Summary

Optimization(or combinatorial optimization) aims to find the best solution to a problem out of a very large set of possible solutions(system of linear equations and inequalities). As search them all isn't(yet) optimal, one must narrow down the search set. As examples:

• Constraint programming

• Linear and Mixed-Integer Programming

• Vehicle Routing

• Graph algorithms

Tools & libraries

• OR-Tools

• SciPy

• PuLP

• Gurobi

• Python-MIP

• Pyomo

• CVXOPT

And the list goes on and on...

General Workflow

1. Create models

2. Decision variables(independent variables as continuous, semi or integer values to be maximized or minimized)

3. Objective function(the goal or cost function)

4. Constraints(equality or inequalities equations to be satisfied)

Problem

Let's do a classic combinatorial optimization problem, "Resource Constrained Project Scheduling(RCPS)", a more practical example:  

Find a feasible scheduling for a set of n jobs subject to resource and precedence constraints.

Each job has a processing time, a set of successors jobs and a required amount of different resources.

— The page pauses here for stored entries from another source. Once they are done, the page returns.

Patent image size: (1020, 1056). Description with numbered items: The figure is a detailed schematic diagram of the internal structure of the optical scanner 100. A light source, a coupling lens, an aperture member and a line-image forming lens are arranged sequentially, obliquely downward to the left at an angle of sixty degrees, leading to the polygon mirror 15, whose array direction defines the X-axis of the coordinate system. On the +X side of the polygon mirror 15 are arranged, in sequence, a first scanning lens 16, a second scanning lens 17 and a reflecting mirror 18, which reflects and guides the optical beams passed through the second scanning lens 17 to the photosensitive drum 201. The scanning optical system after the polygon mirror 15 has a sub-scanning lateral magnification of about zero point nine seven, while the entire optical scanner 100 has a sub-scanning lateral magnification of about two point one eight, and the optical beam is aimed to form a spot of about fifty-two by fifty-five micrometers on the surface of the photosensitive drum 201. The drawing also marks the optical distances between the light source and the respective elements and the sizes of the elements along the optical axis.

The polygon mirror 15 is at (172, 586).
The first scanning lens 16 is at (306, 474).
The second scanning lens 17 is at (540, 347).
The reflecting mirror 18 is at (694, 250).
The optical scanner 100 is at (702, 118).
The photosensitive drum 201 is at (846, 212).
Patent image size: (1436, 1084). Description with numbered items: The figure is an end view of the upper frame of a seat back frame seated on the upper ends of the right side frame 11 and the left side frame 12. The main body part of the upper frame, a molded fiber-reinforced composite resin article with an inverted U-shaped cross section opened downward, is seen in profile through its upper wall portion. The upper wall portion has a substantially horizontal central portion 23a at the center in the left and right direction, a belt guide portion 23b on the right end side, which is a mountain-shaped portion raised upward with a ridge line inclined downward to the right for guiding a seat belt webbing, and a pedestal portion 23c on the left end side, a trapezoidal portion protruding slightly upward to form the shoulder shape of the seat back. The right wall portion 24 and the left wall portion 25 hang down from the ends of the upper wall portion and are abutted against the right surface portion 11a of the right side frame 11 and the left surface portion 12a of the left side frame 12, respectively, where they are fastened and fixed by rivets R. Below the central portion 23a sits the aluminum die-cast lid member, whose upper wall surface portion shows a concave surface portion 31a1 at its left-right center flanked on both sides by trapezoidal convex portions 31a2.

Resources may be scarce but are renewable at each time period. 

Precedence constraints between jobs mean that no jobs may start before all its predecessors are completed. The jobs must be scheduled non-preemptively, i.e., once started, their processing cannot be interrupted.

J jobs set

R renewable resources set

S set of precedences between jobs (i,j)∈J×J

T planning horizon: set of possible processing times for jobs

pj processing time of job j

u(j,r) amount of resource r required for processing job j

cr capacity of renewable resource r